There are around 80,000 Armenians living in Marseille. The idea to "immortalise" the terrorist's name in the name of the square in Marseille came from a French-Armenian, Hovhan Ekimian. He presented his idea to the Prefect of Marseille's districts, Yves Morin, who in turn offered to carry it out in his district. The square named after the historical figure Soghomon Teylerian was inaugurated in 2017. The event was attended by the Mayor of Marseille, Jean Claude Godin, along with several public and political figures, as well as over 500 prominent representatives of the Armenian community of Marseille. There is no doubt that the unveiling of the monument to this terrorist in Marseille will be no less pompous.
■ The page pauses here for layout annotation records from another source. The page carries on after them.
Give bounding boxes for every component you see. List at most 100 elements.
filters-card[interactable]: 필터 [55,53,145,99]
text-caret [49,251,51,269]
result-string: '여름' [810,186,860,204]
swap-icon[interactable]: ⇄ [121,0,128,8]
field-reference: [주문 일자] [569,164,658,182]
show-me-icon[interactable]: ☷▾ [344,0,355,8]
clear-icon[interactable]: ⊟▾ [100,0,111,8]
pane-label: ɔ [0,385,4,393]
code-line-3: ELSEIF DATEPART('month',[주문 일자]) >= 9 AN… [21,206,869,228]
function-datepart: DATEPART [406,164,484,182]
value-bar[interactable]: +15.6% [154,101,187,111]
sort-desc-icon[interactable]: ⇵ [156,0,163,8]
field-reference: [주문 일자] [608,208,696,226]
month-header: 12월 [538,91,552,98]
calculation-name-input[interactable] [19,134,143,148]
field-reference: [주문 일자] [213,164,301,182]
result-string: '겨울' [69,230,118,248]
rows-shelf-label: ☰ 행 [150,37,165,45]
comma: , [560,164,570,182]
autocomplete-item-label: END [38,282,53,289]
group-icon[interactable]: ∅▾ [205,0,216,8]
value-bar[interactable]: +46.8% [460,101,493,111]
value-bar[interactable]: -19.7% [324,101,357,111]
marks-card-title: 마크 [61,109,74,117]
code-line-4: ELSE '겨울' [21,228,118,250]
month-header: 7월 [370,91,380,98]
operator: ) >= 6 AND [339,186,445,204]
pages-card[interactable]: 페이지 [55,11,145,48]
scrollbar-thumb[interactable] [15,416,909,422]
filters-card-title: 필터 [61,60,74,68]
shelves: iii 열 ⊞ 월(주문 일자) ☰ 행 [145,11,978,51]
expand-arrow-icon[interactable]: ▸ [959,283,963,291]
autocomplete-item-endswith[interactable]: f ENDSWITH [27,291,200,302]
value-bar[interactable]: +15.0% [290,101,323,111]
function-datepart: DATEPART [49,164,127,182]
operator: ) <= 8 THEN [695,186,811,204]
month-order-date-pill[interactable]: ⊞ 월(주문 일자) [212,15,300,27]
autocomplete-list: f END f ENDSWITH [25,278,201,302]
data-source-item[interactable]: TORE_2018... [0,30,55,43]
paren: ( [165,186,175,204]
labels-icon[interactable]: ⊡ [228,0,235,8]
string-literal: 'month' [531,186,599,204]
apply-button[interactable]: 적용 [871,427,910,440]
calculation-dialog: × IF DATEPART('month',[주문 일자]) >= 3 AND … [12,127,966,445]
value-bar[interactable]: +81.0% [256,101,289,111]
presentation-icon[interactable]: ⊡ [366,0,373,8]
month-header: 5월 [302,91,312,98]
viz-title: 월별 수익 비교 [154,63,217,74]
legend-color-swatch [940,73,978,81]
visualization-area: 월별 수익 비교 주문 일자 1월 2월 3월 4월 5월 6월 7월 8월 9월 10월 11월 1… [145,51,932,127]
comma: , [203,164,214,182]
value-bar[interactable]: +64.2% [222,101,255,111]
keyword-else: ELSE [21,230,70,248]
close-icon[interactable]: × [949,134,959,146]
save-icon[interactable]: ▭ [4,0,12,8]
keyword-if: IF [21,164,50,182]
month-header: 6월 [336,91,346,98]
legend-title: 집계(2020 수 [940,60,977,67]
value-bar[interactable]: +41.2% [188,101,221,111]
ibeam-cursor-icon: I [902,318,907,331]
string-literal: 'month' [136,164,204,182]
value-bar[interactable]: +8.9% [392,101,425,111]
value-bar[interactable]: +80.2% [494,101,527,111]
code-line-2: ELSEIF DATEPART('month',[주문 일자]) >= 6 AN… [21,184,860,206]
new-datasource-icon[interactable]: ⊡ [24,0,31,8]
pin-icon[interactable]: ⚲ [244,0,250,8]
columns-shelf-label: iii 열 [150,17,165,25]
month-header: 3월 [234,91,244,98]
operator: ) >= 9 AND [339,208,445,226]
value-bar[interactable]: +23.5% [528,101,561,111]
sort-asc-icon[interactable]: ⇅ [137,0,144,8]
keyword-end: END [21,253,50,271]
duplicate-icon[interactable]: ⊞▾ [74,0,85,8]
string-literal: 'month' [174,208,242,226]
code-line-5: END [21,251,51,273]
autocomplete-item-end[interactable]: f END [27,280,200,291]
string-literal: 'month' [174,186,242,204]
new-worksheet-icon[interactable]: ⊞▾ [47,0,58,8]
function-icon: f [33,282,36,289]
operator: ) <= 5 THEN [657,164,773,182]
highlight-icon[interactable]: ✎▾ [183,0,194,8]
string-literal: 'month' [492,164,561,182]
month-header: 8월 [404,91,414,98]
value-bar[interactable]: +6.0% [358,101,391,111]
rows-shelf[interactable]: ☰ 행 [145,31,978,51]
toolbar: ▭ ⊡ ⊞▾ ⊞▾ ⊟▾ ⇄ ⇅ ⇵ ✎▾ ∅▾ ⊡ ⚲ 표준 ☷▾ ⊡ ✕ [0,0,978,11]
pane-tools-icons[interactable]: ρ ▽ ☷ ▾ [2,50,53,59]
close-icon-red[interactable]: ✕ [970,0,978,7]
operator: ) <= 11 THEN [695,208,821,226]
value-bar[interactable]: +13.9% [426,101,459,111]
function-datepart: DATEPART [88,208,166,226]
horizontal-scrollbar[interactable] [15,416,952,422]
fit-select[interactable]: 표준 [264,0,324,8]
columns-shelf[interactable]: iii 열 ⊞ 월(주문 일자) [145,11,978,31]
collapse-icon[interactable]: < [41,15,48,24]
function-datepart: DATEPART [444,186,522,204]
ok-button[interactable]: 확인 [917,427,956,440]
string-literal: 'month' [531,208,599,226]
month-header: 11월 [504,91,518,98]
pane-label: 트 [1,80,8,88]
France does not want to see a monument to an Azerbaijani poetess, but it wants to see monuments to Armenian individuals. In fact, France has already taken action against Azerbaijani monuments. Considering that France is actively arming Armenia and forming a military alliance with India, Greece, and Iran, the 'war of monuments' could potentially serve as an ideological and informational preparatory stage for a large-scale conflict. It appears that France is seeking to unleash such a conflict in the South Caucasus region, relying on Armenian revanchists.